Она ходила, говорила, смеялась, не обращая внимания на этого человека, который исподтишка наблюдал за ней.
Он только выжидал удобного случая. И чем больше он ждал, тем больше крепло в нем решение омрачить чем-нибудь жизнь этой женщины.
Беспощадная засада...
Впрочем, объясняя себе свое поведение, он приводил весьма убедительные доводы. Не думайте, что негодяи не питают к себе уважения. Они оправдываются в своих поступках, произнося высокопарные монологи, и свысока смотрят на окружающих. Как! Эта Джозиана подала ему милостыню! Она, как нищему, швырнула ему несколько лиаров из своего несметного богатства! Она поработила его этой нелепой должностью!

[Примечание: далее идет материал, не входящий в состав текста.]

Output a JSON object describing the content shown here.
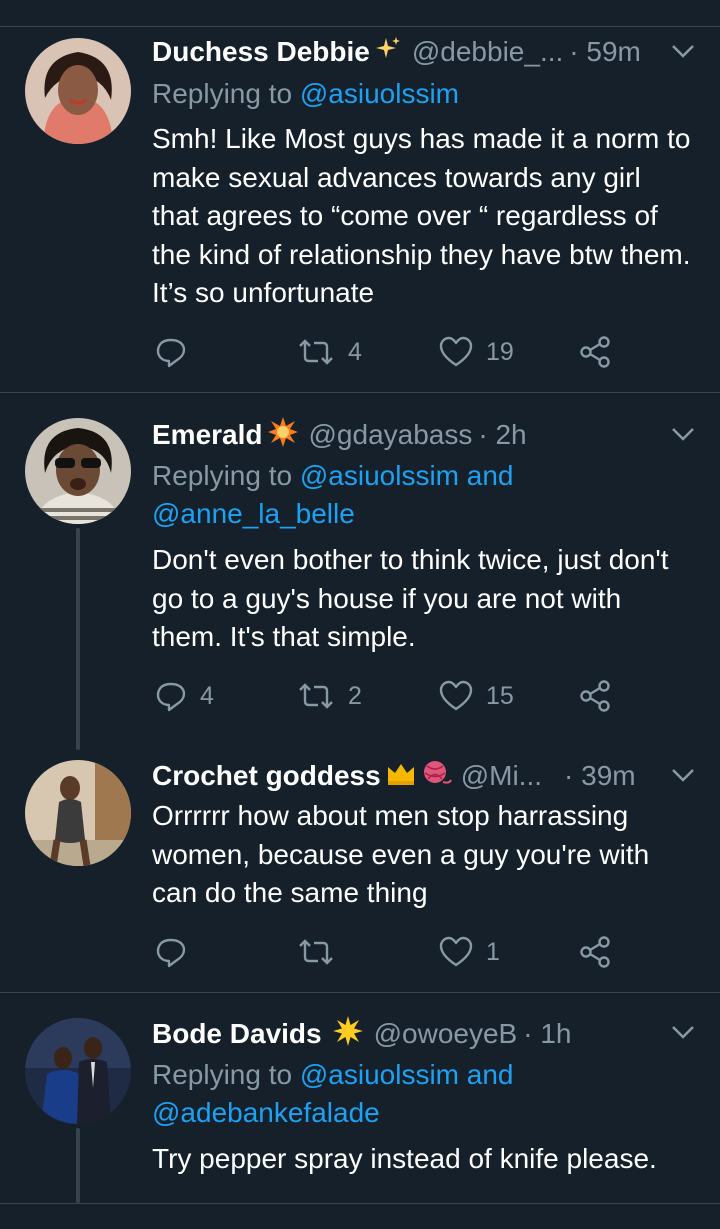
{
  "colors": {
    "background": "#15202b",
    "divider": "#38444d",
    "muted": "#8899a6",
    "link": "#1da1f2"
  },
  "tweets": [
    {
      "name": "Duchess Debbie",
      "name_emoji": "sparkles",
      "handle": "@debbie_...",
      "time": "· 59m",
      "replying_prefix": "Replying to ",
      "replying_to": "@asiuolssim",
      "text": "Smh! Like Most guys has made it a norm to make sexual advances towards any girl that agrees to “come over “ regardless of the kind of relationship they have btw them. It’s so unfortunate",
      "replies": "",
      "retweets": "4",
      "likes": "19"
    },
    {
      "name": "Emerald",
      "name_emoji": "collision",
      "handle": "@gdayabass",
      "time": "· 2h",
      "replying_prefix": "Replying to ",
      "replying_to": "@asiuolssim and @anne_la_belle",
      "text": "Don't even bother to think twice, just don't go to a guy's house if you are not with them. It's that simple.",
      "replies": "4",
      "retweets": "2",
      "likes": "15"
    },
    {
      "name": "Crochet goddess",
      "name_emoji": "crown-yarn",
      "handle": "@Mi...",
      "time": "· 39m",
      "text": "Orrrrrr how about  men stop harrassing women, because even a guy you're with can do the same thing",
      "replies": "",
      "retweets": "",
      "likes": "1"
    },
    {
      "name": "Bode Davids",
      "name_emoji": "star",
      "handle": "@owoeyeB",
      "time": "· 1h",
      "replying_prefix": "Replying to ",
      "replying_to": "@asiuolssim and @adebankefalade",
      "text": "Try pepper spray instead of knife please."
    }
  ]
}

Если он, Баркильфедро, почти духовное лицо, человек, одаренный такими крупными и разнообразными способностями, ученый муж, имеющий все основания получить титул его преподобия, должен заниматься описью черепков вроде тех, которыми Иов соскребывал гной со своих струпьев, если он вынужден проводить свою жизнь в мерзкой канцелярии и с важностью раскупоривать глупые бутылки, покрытые слоем ила и морских ракушек, читать заплесневелые пергаменты, истлевшие бестолковые послания, грязные обрывки завещаний, какой-то неудобочитаемый вздор, – во всем этом виновата Джозиана.
И эта тварь еще смеет говорить ему «ты»!
Да неужели он не отомстит за себя, не проучит это ничтожество?
Нет, погоди! Есть еще на свете справедливость!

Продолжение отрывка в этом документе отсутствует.